By Associated Press - Thursday, October 4, 2018

MADISON, Wis. (AP) - Democratic attorney general hopeful Josh Kaul has laid out his position on some hot-button legal issues facing the state Department of Justice, saying he would aim to end some litigation but would defend some GOP-backed statutes.

Kaul will face Republican incumbent Brad Schimel in the Nov. 6 election.

“I think the AG’s job is to defend state statutes and stage agency actions if there is a legally defensible position to take,” Kaul told the Milwaukee Journal Sentinel for a report published Thursday.

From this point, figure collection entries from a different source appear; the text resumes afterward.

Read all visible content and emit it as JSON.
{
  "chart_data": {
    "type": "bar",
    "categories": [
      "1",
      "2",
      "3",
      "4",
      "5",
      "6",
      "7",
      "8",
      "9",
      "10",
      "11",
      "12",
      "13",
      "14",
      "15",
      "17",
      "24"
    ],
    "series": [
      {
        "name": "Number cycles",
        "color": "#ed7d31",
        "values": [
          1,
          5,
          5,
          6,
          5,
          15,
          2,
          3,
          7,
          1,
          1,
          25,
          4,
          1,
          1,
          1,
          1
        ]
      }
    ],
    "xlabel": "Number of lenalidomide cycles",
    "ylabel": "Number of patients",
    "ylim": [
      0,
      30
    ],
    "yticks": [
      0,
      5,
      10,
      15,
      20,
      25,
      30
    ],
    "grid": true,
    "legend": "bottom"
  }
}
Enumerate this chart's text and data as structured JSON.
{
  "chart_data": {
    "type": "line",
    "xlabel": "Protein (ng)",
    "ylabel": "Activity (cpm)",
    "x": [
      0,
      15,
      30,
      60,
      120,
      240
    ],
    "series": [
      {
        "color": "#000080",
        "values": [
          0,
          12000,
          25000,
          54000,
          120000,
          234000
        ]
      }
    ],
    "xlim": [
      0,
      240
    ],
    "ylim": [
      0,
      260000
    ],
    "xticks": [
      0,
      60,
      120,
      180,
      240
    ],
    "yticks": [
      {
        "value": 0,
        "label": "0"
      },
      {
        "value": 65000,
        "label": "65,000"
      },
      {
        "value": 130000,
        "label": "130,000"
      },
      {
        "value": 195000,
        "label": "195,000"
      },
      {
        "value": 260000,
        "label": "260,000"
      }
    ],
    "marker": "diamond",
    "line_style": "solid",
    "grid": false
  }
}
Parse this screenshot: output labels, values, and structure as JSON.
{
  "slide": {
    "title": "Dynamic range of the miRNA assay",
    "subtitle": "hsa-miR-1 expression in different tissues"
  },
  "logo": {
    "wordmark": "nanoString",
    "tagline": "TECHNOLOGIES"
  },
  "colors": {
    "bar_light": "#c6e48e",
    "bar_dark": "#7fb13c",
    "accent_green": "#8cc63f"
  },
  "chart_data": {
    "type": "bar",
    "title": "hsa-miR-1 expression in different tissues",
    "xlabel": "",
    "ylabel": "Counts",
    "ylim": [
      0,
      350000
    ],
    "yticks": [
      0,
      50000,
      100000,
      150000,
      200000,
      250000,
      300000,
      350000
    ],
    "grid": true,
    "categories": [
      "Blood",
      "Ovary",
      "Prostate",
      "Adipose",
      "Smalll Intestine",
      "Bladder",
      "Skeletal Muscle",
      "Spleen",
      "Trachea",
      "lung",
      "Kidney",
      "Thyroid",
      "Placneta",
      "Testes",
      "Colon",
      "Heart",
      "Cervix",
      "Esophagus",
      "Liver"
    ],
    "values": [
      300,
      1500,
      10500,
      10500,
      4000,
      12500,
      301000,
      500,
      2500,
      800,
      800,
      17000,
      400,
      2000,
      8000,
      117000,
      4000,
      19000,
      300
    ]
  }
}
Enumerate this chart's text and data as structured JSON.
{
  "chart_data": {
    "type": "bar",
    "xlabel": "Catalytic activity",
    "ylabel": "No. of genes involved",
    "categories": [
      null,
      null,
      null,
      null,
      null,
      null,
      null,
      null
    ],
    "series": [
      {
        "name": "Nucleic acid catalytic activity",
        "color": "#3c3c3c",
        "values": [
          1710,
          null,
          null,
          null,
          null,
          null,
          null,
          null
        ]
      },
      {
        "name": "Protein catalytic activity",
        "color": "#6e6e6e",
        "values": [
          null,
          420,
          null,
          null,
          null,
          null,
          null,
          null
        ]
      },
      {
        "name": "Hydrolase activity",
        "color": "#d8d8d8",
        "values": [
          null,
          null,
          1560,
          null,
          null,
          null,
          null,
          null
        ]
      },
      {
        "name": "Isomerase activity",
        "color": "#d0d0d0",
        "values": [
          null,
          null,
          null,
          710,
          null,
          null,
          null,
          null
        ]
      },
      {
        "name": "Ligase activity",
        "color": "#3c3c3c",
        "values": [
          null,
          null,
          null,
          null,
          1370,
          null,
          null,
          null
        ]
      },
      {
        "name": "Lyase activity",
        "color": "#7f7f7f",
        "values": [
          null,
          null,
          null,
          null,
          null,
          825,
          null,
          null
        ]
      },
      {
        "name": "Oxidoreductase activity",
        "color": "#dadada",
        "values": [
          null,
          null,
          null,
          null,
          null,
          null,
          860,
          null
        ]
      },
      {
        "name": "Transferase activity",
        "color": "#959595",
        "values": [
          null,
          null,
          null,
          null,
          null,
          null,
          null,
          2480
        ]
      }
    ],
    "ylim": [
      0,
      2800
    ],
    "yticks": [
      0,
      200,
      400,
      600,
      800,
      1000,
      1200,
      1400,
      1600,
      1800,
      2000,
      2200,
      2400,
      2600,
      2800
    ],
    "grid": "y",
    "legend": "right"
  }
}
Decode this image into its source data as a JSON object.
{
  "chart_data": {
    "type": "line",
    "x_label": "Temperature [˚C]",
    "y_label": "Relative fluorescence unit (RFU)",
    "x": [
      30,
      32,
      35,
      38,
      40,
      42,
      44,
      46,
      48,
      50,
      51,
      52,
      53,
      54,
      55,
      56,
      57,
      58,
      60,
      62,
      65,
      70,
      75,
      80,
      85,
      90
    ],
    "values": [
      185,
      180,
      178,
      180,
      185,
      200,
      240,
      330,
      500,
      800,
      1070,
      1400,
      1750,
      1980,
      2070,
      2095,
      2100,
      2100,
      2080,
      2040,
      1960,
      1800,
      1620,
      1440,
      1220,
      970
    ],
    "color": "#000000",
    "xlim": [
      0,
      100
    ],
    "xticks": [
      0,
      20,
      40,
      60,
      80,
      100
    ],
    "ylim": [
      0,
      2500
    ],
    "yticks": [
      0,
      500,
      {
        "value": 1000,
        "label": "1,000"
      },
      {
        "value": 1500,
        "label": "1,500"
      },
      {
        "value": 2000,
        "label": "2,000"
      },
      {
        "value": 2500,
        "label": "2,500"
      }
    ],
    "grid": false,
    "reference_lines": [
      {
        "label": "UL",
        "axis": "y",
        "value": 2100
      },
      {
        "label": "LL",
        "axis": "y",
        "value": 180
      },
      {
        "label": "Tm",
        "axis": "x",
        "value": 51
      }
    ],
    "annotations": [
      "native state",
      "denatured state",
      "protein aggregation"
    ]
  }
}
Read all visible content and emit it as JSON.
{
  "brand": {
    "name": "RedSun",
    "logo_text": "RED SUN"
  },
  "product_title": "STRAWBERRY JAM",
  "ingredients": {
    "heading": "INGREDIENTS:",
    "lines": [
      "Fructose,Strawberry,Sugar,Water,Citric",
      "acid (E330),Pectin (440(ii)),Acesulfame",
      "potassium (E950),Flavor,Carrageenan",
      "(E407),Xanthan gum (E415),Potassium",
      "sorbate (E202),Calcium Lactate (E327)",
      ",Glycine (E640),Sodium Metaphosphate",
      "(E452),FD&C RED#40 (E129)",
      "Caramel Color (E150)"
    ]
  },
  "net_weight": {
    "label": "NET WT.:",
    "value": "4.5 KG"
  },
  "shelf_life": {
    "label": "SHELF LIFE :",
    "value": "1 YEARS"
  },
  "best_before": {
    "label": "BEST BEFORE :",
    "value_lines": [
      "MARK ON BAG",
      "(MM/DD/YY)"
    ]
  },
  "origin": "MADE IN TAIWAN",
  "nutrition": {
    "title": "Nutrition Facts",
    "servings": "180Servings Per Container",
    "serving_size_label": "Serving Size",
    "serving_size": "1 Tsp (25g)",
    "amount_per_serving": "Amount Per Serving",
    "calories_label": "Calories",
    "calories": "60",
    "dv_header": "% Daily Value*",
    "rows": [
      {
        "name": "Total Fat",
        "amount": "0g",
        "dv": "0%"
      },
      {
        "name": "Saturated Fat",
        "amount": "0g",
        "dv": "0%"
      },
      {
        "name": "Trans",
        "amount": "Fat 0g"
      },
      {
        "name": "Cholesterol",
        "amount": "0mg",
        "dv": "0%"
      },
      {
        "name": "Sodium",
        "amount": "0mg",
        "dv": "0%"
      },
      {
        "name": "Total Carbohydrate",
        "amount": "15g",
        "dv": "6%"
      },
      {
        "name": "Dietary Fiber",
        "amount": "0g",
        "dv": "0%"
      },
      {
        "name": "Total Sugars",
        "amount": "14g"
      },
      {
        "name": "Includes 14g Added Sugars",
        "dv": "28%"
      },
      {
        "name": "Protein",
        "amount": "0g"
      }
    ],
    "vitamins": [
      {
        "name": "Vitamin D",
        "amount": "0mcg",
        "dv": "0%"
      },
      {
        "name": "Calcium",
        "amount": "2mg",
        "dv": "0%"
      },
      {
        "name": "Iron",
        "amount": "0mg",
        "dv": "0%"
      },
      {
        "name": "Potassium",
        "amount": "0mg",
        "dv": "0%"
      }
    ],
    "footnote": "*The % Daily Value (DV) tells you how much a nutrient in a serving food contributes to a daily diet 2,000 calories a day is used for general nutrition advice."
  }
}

One of the stickiest situations for Kaul is the department’s defense of voter ID laws. Kaul is the lead attorney challenging those requirements. A federal judge ruled in Kaul’s favor in 2016, but Schimel has appealed. Kaul said if he becomes attorney general he will seal himself off from the case and let others in DOJ handle it.

He added that he would try to end Wisconsin’s participation in multi-state lawsuit challenging the Affordable Care Act.

He would defend Republican-drawn legislative district boundaries, even though he favors a nonpartisan approach to drawing the boundaries. He also would defend GOP lawmakers accused of blocking liberal group One Wisconsin Now on Twitter, saying Twitter is a means of public communication.

He would end the state’s appeal of a ruling requiring the Department of Natural Resources to consider high-capacity wells’ effect on nearby water bodies.

He also would keep the DOJ out of a lawsuit challenging the school superintendent’s authority to enact regulations without gubernatorial consent.

A group of teachers and parents with the assistance of the conservative-leaning Wisconsin Institute for Law and Liberty filed a lawsuit last year contending Superintendent Tony Evers, a Democrat challenging Gov. Scott Walker in November, needs Walker’s approval to advance school regulations.

Schimel sought to represent Evers so he could argue that Walker has the final say, essentially stripping Evers of his ability to advance regulations. The state Supreme Court in June refused to allow Schimel to do that and let Evers hire his own attorney.

Schimel campaign manager Johnny Koremenos said Kaul would try to get the state out of too many cases. The attorney general shouldn’t pick and choose laws to defend, Koremenos said.